At least five neighbors told 911 operators that they had heard “someone” or “a male” screaming.
Another neighbor said he had heard voices “arguing.”
Another said that he had seen the person he thought was Martin on top of the person he thought was Zimmerman, punching him, and that Zimmerman was the one yelling for help.
At least two others said that they did not hear any fighting at all, only moans and whines that they are certain came from “a boy,” and that when they looked outside just after the gunshot, they saw Zimmerman straddling Martin, who was face down.
They and others watched as police began to arrive, and Zimmerman stood up and started pacing, his hand on his forehead.
There was also the reaction of Martin’s and Zimmerman’s parents. Zimmerman’s father told investigators that he was “absolutely, positively” certain his son was the one yelling for help on the recording. Martin’s mother said she had no doubt it was her son screaming. In an interview with police, Martin’s father listened to the recording and, distraught, said it was not his son, but soon after that he said that he was certain it was.
All of which leaves the question of how you hear the 45 seconds when you can’t hear the 45 seconds, when the context is conflicting and subjective and emotionally charged, when there is an expert such as Reich arguing with certainty about what can be discerned and another such as Ryan claiming that little can be discerned at all.
Ultimately, the only answer to that question that will really matter, if the case goes to trial, is the jury’s.
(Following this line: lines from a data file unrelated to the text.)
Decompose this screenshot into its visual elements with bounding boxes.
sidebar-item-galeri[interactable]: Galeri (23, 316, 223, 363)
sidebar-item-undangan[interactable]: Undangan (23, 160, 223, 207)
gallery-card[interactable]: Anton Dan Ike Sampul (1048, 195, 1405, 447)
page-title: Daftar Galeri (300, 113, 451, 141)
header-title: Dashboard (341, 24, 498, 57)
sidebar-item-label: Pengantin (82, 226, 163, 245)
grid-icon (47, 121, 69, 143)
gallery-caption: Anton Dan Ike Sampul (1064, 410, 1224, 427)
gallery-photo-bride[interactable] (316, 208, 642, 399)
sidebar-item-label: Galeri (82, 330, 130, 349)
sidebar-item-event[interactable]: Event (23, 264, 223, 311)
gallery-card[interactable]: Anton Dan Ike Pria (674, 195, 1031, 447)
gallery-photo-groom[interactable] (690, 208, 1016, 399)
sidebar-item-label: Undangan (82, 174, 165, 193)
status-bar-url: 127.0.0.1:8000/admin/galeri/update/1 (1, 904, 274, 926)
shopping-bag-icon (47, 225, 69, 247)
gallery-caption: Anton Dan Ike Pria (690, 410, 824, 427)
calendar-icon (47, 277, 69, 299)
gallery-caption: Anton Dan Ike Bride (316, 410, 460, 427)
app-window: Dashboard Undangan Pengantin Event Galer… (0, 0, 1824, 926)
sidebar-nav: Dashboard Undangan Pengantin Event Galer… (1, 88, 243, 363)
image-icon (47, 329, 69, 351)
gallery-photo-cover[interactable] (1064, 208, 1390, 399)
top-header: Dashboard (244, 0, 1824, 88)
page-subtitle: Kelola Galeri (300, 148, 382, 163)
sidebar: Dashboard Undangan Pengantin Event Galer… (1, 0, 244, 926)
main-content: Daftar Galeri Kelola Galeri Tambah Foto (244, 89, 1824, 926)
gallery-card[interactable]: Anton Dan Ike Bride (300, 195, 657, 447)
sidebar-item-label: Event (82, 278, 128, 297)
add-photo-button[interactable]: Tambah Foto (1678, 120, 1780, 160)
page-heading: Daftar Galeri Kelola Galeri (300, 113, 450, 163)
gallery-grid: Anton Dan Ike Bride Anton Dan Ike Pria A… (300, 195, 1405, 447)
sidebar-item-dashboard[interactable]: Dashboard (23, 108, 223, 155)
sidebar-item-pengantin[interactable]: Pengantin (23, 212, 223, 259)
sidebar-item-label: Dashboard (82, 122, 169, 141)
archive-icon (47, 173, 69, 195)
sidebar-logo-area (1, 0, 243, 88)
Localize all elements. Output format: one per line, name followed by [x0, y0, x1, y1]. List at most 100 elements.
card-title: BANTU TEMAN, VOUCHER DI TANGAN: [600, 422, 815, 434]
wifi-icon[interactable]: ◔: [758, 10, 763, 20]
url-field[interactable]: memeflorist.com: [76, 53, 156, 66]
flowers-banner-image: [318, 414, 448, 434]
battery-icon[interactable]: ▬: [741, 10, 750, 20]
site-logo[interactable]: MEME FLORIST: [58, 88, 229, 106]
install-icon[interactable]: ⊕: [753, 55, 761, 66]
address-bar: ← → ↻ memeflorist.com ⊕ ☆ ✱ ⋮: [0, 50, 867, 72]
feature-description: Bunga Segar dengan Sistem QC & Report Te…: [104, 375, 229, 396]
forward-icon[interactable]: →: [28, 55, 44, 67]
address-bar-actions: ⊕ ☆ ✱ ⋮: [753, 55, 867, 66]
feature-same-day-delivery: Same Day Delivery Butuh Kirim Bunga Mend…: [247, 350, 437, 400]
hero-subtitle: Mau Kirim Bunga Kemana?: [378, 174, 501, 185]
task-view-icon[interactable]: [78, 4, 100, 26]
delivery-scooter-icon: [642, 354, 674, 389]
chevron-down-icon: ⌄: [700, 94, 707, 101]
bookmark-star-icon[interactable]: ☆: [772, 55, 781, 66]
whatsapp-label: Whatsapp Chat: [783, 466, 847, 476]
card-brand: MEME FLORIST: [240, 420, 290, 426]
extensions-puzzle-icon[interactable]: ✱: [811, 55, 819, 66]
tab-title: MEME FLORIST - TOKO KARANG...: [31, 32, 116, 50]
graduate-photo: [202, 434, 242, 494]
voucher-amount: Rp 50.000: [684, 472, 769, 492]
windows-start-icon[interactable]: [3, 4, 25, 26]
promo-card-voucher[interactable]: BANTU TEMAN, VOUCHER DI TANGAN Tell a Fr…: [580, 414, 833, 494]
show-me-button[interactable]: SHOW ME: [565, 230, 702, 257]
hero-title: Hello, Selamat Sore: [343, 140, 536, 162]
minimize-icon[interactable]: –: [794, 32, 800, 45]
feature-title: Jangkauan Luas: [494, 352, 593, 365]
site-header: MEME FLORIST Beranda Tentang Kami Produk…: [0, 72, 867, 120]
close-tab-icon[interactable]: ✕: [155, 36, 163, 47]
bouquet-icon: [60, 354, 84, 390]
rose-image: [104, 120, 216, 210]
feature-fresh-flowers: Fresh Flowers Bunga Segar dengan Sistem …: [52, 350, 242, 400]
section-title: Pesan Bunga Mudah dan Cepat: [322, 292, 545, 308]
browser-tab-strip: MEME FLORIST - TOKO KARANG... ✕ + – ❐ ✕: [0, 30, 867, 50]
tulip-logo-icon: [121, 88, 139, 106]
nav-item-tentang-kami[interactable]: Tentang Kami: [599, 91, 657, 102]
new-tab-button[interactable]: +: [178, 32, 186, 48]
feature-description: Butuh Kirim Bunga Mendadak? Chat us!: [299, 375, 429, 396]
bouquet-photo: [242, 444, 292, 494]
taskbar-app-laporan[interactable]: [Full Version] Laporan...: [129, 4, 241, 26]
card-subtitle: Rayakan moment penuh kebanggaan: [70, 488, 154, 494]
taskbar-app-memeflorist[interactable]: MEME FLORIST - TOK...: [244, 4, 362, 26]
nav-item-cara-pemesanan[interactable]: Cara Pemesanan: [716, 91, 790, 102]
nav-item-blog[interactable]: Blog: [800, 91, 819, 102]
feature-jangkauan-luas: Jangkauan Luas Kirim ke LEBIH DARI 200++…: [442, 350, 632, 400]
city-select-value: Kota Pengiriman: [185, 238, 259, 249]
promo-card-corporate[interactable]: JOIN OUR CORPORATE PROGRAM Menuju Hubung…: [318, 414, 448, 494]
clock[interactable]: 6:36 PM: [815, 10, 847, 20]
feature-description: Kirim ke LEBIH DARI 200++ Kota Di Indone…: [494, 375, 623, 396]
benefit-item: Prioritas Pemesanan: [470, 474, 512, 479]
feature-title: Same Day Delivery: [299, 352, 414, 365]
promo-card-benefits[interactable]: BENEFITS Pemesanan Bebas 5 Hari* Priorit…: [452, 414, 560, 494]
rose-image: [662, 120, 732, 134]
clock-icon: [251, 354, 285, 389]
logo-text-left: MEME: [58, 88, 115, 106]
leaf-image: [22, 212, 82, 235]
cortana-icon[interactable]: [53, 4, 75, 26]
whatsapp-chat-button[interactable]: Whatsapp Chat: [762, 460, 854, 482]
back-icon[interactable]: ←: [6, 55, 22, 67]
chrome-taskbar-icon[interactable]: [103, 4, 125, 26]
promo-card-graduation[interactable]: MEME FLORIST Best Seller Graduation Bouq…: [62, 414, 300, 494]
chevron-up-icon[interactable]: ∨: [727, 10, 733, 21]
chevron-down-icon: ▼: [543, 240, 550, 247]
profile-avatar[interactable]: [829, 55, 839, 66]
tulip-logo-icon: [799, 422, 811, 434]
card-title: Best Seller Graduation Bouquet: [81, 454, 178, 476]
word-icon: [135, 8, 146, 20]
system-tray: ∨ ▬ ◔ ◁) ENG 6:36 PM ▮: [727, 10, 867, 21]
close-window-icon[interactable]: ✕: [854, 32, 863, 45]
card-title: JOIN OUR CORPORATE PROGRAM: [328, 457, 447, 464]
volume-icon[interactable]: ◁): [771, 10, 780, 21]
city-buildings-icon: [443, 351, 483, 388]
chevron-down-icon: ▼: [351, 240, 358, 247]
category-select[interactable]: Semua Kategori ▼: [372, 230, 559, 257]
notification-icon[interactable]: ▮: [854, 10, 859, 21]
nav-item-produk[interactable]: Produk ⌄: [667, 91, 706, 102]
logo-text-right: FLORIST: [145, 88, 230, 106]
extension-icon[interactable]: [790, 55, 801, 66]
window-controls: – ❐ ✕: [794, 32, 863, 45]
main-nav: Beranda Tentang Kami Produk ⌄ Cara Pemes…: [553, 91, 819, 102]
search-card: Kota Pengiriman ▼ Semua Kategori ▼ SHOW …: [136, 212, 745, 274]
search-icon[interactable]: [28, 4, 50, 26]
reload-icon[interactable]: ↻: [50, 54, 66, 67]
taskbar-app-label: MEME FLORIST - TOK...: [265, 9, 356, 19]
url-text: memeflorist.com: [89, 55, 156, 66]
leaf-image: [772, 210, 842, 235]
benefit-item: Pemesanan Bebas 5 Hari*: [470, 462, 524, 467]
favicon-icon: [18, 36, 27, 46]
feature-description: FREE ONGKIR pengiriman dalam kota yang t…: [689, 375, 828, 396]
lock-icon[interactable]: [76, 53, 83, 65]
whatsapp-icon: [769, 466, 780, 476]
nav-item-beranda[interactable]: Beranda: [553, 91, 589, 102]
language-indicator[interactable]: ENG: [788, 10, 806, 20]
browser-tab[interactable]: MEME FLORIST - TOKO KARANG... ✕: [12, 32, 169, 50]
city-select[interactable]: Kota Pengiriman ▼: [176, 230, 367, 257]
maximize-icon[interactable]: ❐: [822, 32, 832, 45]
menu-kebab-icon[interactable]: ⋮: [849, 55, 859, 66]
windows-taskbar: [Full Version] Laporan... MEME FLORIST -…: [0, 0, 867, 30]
How it hears the 45 seconds, said Stephen A. Saltzburg, a law professor at George Washington University, will depend partly on the machinations and strategies deployed during the trial.
If the prosecution can convince jurors that Martin is screaming for help on the recording, it could become “enormously powerful,” Saltzburg said.
If the defense can convince them that the recording is ambiguous, it will help Zimmerman.
In either case, Saltzburg said, what the jurors hear will depend on human nature.
“Most trial lawyers believe, and most psychologists who study the way that people process information believe, that once people interpret something in a certain way, once they begin to believe something, they become committed to that,” he said. “And if they become committed, it’s hard to change their minds.”
Staff researcher Julie Tate contributed to this report.